A autorização para a prisão domiciliar foi concedida pelo ministro Alexandre de Moraes, do Supremo Tribunal Federal (STF), após solicitação da defesa. Os advogados alegaram que o general apresenta quadro de saúde debilitado, incluindo diagnóstico de Alzheimer, o que motivou a conversão da pena.
Heleno chegou ao prédio onde mora por volta das 23h09, em um veículo de escolta que acessou diretamente a garagem no subsolo. Agentes abriram a porta do carro e formaram um cordão para proteger a imagem do militar, que seguiu até o elevador e não voltou a ser visto.
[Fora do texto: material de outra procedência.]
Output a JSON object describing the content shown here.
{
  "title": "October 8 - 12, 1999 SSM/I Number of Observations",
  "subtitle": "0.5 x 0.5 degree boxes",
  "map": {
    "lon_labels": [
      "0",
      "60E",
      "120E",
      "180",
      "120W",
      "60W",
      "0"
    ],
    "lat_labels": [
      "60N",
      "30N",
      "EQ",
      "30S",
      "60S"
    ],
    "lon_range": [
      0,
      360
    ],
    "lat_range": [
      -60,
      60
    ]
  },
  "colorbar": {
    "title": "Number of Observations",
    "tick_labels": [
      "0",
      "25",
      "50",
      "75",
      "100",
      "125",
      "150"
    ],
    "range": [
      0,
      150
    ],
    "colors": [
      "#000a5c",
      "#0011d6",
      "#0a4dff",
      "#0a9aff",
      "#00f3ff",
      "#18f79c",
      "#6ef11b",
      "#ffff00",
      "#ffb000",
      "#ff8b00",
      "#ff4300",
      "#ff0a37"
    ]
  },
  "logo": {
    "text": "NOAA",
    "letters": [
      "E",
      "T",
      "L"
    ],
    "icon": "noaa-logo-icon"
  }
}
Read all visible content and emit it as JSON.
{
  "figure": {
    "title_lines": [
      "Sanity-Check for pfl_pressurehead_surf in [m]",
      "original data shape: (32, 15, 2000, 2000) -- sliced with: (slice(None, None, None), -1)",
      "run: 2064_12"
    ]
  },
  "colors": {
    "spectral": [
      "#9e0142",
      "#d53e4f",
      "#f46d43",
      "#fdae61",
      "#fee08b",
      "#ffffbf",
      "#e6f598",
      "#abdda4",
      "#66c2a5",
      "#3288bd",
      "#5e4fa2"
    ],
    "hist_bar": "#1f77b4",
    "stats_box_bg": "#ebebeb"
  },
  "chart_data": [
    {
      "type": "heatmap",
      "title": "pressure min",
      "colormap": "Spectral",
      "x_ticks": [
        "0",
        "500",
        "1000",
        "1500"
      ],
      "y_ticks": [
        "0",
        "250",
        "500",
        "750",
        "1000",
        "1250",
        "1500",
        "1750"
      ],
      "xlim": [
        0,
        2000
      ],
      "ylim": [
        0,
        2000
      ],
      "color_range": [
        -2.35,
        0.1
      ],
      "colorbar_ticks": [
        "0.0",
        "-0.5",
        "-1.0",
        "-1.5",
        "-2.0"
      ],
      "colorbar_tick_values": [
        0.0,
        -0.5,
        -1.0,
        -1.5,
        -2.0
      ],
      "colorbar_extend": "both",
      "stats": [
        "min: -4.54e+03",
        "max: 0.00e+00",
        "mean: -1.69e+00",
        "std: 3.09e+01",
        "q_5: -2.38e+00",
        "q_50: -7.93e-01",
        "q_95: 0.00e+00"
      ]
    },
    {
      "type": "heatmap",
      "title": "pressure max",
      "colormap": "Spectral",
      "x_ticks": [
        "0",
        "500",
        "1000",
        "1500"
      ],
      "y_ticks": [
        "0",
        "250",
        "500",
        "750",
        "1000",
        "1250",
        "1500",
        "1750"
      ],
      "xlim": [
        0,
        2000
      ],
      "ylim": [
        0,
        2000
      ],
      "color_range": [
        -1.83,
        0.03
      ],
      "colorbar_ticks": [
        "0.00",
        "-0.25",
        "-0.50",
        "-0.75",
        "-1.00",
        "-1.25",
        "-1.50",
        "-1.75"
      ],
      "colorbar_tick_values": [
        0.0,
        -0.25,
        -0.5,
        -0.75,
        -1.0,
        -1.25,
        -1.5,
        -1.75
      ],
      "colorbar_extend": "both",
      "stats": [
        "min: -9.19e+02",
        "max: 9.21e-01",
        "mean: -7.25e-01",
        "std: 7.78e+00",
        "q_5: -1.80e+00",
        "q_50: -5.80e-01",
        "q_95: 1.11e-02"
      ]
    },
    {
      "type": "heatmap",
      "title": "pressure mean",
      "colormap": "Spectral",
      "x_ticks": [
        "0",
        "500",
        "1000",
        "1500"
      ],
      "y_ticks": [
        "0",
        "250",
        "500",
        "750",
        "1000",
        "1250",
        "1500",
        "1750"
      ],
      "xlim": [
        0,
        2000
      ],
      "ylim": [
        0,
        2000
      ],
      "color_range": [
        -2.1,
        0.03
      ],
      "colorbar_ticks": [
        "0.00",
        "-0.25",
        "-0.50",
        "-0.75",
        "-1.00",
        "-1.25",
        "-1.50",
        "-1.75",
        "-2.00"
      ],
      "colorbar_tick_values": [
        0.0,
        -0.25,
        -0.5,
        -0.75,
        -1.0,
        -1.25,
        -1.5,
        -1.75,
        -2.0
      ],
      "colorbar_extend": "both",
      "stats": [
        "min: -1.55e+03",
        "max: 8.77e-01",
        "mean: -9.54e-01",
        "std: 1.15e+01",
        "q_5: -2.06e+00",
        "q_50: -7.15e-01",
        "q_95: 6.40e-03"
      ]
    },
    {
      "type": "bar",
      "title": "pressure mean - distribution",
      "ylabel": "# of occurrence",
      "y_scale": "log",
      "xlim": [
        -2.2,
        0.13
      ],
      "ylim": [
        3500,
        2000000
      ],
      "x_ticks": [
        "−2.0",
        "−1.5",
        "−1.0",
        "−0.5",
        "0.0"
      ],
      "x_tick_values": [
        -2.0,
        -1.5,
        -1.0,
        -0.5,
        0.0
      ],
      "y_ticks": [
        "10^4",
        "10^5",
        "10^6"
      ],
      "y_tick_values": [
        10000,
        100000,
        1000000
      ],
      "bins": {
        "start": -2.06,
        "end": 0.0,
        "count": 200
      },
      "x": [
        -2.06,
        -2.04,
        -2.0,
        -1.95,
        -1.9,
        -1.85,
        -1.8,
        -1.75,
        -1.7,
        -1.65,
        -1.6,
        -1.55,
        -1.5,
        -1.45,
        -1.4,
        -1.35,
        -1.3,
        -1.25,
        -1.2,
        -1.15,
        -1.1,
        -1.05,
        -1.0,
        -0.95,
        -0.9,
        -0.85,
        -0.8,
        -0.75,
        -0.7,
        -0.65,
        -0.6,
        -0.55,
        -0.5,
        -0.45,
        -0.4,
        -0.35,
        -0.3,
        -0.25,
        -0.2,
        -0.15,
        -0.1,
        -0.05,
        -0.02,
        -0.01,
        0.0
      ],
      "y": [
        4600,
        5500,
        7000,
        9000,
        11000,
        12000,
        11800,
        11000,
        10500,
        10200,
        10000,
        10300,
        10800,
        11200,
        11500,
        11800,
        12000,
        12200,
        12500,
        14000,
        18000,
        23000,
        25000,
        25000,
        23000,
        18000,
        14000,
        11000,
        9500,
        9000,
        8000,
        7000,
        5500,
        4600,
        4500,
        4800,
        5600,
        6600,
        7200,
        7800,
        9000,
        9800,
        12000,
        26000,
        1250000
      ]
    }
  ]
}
A decisão do STF impôs uma série de medidas cautelares ao general. Entre elas estão o uso de tornozeleira eletrônica, a entrega de todos os passaportes à Polícia Federal, a proibição de saída do país, a suspensão de qualquer porte de arma de fogo e a restrição de visitas, limitadas a advogados, equipe médica e pessoas previamente autorizadas.
Também ficou determinada a proibição de uso de telefone celular, redes sociais ou qualquer outro meio de comunicação. A Secretaria de Administração Penitenciária do Distrito Federal deverá enviar relatórios semanais ao STF com dados detalhados do monitoramento eletrônico.
A decisão foi tomada após a Polícia Federal encaminhar ao Supremo um laudo pericial sobre o estado de saúde de Heleno. O exame confirmou o diagnóstico de demência de etiologia mista em estágio inicial, caracterizada como transtorno mental progressivo e irreversível.
Além do quadro neuropsiquiátrico, a perícia apontou que o general apresenta osteoartrose avançada da coluna vertebral, com dor crônica, limitação de mobilidade, instabilidade na marcha e risco elevado de quedas, fatores considerados na concessão da prisão domiciliar.